''Bring the comb and play upon it . . .''
There was a novelty to our Seventh Annual Bicentennial Observance, as community and friends gathered again for our ceremonial flag raising and patriotic breakfast on the Glorious Fourth of July. (Not on your fifth!) We lacked a musician and had to make do. Well, customarily after The Color, The Cannon, and The Declaration, everybody is piped to the shore for the pancakes and sausages, and it's a matter of a couple hundred yards from flagstaff to fireplace. Early in this series we noticed a hesitancy about moving along, as if the folks who come aren't just sure, so we found somebody to pound a drum, and this eased the hesitancy into a jaunty parade that stepped off the distance. Last year a flautist was added, and a color bearer, and Yankee Doodle trotted everybody right along. This year our drummer was in England and our flautist couldn't come, so along in June I had an idea.
I went to a store and asked for some kazoos.
I had in mind about six - a kazoo band with tambourines, the musicians being the childers of the congregation. Why not?

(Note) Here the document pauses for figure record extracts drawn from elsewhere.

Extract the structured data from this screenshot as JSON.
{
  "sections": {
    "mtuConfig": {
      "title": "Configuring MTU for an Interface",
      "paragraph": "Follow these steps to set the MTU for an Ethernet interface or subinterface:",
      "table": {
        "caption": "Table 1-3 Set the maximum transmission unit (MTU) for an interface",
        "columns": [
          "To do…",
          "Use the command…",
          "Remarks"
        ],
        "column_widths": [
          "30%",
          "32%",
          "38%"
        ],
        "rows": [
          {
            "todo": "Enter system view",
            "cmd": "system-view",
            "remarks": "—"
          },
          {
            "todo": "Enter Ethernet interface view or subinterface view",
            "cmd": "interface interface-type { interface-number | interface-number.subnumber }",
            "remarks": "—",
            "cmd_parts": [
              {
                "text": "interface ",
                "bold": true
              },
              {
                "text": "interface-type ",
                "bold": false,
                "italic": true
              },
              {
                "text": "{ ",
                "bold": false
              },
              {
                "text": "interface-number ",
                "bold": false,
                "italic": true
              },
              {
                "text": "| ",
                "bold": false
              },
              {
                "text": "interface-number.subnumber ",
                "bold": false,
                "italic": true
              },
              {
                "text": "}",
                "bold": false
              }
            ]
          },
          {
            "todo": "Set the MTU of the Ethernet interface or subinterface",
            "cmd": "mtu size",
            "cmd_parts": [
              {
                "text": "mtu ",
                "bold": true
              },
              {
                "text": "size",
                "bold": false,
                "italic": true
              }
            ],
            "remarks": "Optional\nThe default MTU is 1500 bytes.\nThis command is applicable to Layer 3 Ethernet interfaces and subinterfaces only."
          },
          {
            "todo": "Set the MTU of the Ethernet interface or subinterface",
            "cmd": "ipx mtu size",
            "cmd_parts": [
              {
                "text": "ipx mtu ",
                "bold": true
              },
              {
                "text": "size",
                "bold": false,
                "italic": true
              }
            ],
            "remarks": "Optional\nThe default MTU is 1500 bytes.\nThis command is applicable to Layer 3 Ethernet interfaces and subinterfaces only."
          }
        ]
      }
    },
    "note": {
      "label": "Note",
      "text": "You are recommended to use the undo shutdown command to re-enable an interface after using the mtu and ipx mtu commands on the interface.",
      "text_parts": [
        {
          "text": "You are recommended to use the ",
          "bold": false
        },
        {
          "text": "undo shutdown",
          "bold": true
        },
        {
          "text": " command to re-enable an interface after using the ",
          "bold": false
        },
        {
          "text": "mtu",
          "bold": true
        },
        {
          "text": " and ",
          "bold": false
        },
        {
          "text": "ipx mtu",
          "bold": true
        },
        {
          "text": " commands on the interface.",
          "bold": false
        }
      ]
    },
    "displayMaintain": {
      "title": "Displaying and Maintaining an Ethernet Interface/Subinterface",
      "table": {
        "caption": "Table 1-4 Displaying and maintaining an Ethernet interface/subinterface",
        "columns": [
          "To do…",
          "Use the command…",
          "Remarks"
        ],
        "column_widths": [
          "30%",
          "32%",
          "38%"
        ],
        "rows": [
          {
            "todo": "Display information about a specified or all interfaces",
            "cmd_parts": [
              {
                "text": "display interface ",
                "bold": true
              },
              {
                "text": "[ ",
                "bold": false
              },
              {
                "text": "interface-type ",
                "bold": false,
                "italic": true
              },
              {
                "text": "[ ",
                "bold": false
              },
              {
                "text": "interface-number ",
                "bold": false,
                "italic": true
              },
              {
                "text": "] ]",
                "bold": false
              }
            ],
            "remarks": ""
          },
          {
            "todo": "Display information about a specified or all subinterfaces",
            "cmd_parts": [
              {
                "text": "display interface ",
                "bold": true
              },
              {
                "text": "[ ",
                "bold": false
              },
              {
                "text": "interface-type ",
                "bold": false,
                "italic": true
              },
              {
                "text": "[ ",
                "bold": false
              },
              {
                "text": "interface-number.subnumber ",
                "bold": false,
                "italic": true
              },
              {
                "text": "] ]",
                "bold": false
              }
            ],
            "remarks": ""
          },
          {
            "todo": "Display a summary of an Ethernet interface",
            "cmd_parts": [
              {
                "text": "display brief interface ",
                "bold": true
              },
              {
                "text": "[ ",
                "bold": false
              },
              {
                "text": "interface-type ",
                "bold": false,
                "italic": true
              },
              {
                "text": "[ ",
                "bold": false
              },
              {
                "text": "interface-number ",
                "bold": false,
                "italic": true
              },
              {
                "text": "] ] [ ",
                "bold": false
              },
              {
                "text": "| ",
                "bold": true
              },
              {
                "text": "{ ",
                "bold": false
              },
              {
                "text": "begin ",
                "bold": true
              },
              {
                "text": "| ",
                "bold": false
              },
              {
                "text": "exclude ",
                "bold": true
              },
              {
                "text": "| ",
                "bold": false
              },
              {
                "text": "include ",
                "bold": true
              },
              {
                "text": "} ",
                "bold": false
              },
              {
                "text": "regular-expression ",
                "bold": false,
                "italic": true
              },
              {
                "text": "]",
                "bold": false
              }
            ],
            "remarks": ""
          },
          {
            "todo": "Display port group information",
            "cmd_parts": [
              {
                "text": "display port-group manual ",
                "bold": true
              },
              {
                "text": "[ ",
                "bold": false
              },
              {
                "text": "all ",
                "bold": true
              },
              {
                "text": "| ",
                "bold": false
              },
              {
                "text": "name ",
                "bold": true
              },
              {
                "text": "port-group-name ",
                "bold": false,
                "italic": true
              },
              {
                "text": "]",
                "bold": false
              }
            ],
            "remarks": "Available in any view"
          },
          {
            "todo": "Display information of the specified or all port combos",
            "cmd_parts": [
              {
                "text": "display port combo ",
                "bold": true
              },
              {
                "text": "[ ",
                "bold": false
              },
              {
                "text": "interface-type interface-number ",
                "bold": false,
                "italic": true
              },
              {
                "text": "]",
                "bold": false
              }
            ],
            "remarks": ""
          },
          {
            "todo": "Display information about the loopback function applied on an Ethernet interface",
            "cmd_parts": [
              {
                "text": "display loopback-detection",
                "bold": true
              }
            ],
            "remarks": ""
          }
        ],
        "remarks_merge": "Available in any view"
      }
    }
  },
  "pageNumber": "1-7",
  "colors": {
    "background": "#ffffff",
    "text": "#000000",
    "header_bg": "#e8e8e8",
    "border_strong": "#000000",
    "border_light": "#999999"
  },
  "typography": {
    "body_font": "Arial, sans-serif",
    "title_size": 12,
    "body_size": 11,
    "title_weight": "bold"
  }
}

Then I went to all the other stores, and all I got was a look as if I ought to know better and a ''A ka-what?'' The kazoo, I was ready to report, had gone with the drip pan of the ice chest, the kerosene barn lantern, and such obsolete oddities of Great-grandmother's day. I went to enough stores to establish a trend. But when I went into my favorite hardware store, one that has found me my quirks and curiosities for many years, the man looked up to say ''A ka-what?'' and was accompanied by a snicker behind me. I turned to find a most good-looking young woman with a smile on her lips and a twinkle in her eye. She was waiting while a purchase was wrapped, and now she lifted her hands to her mouth, feigned a deep breath, and went, ''Tatata-tee-tatata-tee, tah, tah, tah,'' and marched around the houseware counter as if J. P. Sousa himself were conducting seventy-six instruments in The Stars and Stripes Forever. I ran off a paradiddle on a dishpan, after which we embraced as is the privilege of kindred souls, although we hadn't met before. ''Why in the world do you want a kazoo?'' she asked.

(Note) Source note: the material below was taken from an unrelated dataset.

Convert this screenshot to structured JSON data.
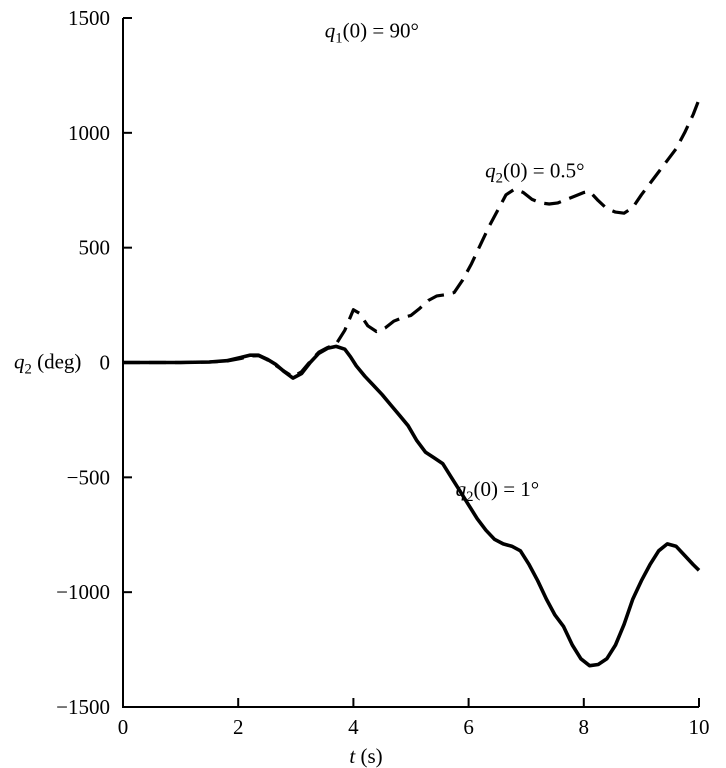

''I'm organizing a band for the Fourth of July.''
Several customers now moved toward the exit, as if fleeing imminent disaster; the proprietor looked as if he were debating whether to call the police or the funny cart; and she said, ''I want to be in it!''
Then she said she was pretty sure I could get kazoos at Mr. Tandyfour's toy shop, but even there, when I applied, the clerk said, ''A ka-what?'' But another clerk interposed her opinion that kazoos can be had, and she would make a telephone call and find out.

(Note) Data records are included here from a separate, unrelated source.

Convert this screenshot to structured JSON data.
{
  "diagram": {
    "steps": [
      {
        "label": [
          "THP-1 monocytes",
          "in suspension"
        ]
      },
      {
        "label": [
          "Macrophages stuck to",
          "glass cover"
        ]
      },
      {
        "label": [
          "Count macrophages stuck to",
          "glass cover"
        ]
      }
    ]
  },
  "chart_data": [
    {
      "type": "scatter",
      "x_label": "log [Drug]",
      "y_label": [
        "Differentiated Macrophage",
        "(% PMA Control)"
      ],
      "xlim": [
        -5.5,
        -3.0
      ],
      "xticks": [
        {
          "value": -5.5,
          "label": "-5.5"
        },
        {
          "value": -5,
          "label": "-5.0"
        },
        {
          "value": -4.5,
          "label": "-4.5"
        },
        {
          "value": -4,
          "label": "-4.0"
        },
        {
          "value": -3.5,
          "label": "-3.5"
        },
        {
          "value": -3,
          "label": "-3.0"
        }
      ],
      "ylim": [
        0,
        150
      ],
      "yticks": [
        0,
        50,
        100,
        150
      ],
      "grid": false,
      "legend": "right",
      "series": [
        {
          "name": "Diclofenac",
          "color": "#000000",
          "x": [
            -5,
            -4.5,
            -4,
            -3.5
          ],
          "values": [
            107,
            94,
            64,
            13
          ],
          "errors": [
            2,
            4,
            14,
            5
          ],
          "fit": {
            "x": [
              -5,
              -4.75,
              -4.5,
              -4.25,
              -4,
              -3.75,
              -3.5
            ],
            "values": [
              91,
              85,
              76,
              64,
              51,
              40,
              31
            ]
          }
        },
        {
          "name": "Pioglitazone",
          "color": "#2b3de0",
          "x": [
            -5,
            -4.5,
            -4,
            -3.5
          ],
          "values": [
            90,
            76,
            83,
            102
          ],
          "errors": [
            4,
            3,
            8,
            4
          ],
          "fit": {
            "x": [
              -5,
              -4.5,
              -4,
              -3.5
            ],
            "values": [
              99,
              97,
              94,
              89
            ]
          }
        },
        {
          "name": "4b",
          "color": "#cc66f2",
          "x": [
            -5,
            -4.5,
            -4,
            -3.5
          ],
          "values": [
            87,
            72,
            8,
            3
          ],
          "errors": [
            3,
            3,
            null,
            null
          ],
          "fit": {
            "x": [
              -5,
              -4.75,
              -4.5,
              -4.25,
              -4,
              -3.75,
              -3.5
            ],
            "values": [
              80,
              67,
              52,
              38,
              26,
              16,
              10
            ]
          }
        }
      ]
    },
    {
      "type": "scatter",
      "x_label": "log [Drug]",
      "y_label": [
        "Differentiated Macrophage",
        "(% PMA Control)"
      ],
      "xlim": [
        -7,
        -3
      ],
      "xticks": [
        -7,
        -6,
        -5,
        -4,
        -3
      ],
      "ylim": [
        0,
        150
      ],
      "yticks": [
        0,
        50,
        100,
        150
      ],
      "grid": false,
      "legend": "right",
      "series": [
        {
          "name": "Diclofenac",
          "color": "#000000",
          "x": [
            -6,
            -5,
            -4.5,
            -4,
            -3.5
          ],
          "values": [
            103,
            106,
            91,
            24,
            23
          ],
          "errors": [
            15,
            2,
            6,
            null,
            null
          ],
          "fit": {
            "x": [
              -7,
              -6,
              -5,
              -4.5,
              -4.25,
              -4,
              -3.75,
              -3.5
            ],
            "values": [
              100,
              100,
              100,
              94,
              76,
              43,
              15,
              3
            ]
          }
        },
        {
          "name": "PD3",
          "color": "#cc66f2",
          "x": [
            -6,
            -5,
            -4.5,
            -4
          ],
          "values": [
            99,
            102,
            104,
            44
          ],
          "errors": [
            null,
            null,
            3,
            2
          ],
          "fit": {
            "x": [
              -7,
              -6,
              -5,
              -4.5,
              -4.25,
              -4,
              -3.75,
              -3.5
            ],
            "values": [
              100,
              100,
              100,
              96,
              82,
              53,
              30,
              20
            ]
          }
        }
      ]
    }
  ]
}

I assume she called a wholesaler, because she came shortly to tell me she could get one by Friday, and it would cost me eighty-nine cents.
''Get me six,'' I said, and the first clerk said, ''What are you talking about?''
On the Saturday before The Fourth, which we observed patriotically on the proper day, we lined up our musicians with kazoos and tambourines, and it didn't take long to whip up a dandy band. None of the musicians had heard of a kazoo, had played a kazoo, being of tender age, but in the aggregation of the following morning quite a few of the older folks responded, remembering the kazoo from away back, and you could spot them by the way they held their hands over their ears. But to most, the sweet strains of the instrument were being heard for the first time.
Our observance has the merit of being concluded by eight o'clock, leaving the rest of The Fourth free time, and after everybody is gone I tidy up. The saluting cannon must be cleaned, and the big frypans washed and buttered. And I collected my six kazoos to be laid away for the next annual bicentennial, should we lack drum and flute again, heaven forbid.